Outro dado importante é o protagonismo que Flávio Bolsonaro ganhou nos últimos dias, com as menções ao seu nome aumentando quase 20 vezes.
Como um dos principais nomes cotados para representar Bolsonaro nas eleições presidenciais do próximo ano, Flávio tem sido o principal mediador entre o núcleo político da família e a militância digital. Em sua conta do X, o senador pediu aos apoiadores que não se precipitassem e que não fossem à sede da PF em Brasília. As menções relacionadas a caravanas para Brasília, paralisações e greve geral triplicaram em comparação com os últimos 30 dias.

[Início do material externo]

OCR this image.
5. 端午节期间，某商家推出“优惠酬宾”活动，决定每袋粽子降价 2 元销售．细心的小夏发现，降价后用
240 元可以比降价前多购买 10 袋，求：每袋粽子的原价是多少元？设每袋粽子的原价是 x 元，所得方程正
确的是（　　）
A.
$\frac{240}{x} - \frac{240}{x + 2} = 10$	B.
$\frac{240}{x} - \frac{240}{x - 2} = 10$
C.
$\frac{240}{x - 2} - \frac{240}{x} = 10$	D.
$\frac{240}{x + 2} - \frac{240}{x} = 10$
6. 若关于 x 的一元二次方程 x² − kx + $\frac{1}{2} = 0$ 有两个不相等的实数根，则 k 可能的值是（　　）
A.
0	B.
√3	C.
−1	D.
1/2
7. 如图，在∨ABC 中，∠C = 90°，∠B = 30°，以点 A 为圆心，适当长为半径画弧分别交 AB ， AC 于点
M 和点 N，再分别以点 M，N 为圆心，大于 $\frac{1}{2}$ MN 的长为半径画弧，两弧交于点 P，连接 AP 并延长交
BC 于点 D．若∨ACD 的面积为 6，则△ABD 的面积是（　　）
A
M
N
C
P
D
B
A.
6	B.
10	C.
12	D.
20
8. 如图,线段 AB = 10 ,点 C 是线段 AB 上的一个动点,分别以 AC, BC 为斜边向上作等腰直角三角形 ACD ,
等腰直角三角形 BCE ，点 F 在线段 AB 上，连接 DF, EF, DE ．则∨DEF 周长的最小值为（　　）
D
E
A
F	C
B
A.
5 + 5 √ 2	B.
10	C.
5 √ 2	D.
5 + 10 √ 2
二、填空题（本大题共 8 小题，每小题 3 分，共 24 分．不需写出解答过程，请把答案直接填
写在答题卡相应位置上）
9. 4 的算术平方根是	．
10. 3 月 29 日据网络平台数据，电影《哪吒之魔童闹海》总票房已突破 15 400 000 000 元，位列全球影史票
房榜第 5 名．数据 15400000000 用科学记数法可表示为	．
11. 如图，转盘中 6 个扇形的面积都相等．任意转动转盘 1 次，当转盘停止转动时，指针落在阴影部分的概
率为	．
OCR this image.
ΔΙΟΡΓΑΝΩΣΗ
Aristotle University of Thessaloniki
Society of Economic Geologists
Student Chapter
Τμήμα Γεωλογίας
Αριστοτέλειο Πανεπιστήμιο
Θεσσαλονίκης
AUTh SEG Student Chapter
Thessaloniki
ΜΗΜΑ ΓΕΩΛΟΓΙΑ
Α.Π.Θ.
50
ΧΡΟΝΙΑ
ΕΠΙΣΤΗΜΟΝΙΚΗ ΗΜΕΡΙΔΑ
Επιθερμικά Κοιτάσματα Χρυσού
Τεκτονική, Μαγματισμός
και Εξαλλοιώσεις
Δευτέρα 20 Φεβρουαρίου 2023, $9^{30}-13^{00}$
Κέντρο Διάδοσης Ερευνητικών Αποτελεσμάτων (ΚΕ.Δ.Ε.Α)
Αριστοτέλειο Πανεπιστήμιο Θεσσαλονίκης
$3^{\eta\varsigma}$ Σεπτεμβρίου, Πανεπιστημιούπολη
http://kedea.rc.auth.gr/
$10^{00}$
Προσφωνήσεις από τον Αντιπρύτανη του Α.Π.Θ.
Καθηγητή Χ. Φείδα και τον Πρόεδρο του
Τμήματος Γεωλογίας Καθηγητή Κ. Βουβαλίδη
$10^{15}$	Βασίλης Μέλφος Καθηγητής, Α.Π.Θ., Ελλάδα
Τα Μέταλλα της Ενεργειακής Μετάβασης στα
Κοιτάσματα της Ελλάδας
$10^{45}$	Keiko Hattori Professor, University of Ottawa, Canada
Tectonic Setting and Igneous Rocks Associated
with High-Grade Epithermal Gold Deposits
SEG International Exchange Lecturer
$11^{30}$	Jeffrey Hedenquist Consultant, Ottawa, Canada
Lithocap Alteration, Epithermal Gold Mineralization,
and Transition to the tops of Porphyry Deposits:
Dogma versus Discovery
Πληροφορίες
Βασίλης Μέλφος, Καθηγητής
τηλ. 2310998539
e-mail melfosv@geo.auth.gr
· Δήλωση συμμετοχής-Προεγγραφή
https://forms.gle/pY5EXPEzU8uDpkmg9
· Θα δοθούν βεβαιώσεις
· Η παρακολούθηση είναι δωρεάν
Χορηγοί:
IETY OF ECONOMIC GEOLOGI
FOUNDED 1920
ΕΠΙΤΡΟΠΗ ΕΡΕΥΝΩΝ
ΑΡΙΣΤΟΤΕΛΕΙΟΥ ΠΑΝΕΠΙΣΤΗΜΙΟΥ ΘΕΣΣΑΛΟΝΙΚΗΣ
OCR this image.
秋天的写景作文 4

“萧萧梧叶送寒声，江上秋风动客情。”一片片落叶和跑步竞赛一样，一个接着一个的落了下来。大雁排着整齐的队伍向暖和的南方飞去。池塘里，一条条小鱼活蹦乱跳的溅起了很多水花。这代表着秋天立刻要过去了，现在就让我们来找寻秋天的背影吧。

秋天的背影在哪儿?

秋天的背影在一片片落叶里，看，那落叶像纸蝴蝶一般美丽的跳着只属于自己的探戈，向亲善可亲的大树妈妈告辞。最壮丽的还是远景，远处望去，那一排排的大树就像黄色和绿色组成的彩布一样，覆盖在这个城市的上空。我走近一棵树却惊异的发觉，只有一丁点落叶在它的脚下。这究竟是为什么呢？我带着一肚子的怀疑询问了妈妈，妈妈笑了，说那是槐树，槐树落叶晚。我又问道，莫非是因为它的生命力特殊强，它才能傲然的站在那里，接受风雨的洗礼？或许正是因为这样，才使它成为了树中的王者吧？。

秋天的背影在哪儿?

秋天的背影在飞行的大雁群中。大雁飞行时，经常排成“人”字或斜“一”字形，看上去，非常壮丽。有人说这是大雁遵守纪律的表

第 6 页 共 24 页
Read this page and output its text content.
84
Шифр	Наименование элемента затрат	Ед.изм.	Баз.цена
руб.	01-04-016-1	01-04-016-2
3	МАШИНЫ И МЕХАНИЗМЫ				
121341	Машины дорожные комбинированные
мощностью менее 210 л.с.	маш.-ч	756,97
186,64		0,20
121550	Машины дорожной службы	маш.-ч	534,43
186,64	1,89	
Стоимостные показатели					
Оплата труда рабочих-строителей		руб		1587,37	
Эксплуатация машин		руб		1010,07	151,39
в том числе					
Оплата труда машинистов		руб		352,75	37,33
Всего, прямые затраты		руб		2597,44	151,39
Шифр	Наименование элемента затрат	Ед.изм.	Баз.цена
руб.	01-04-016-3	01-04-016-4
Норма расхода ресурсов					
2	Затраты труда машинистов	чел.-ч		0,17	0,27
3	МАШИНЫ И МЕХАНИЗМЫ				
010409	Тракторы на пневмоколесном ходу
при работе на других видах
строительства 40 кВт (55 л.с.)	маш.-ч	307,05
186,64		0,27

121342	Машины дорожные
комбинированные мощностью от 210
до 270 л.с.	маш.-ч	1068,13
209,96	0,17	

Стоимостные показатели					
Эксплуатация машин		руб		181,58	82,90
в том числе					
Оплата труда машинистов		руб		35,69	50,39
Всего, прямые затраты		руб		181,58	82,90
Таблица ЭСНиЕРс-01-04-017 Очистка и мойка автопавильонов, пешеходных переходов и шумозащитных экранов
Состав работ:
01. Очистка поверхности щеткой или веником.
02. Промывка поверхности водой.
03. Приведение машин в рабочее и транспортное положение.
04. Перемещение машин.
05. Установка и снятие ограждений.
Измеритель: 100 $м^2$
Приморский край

Entre os 62% dos usuários que acusam Bolsonaro de violar a tornozeleira eletrônica, o vídeo da PF é tido como evidência incontornável. Os usuários ainda criticaram o que classificam como “vitimismo” e “manipulação narrativa” da direita, e reforçaram a ideia de que a crise expõe a fragilidade da retórica de perseguição e o desgaste crescente do capital político de Bolsonaro, elencando o episódio da tornozeleira como sendo um “tiro no pé”.
Ao observar os dados da Palver, é possível identificar que o bolsonarismo continua operando com a mesma lógica que o trouxe até aqui, que é uma forte capacidade de consolidar narrativas favoráveis ao grupo mesmo diante de situações em que há evidências contrárias, como é o caso do próprio Jair Bolsonaro admitindo a tentativa de violar a tornozeleira eletrônica.
Essa característica do bolsonarismo reforça a dificuldade de um nome conseguir protagonismo eleitoral sem o apoio do ex-presidente, fomentando a polarização política para as eleições do próximo ano.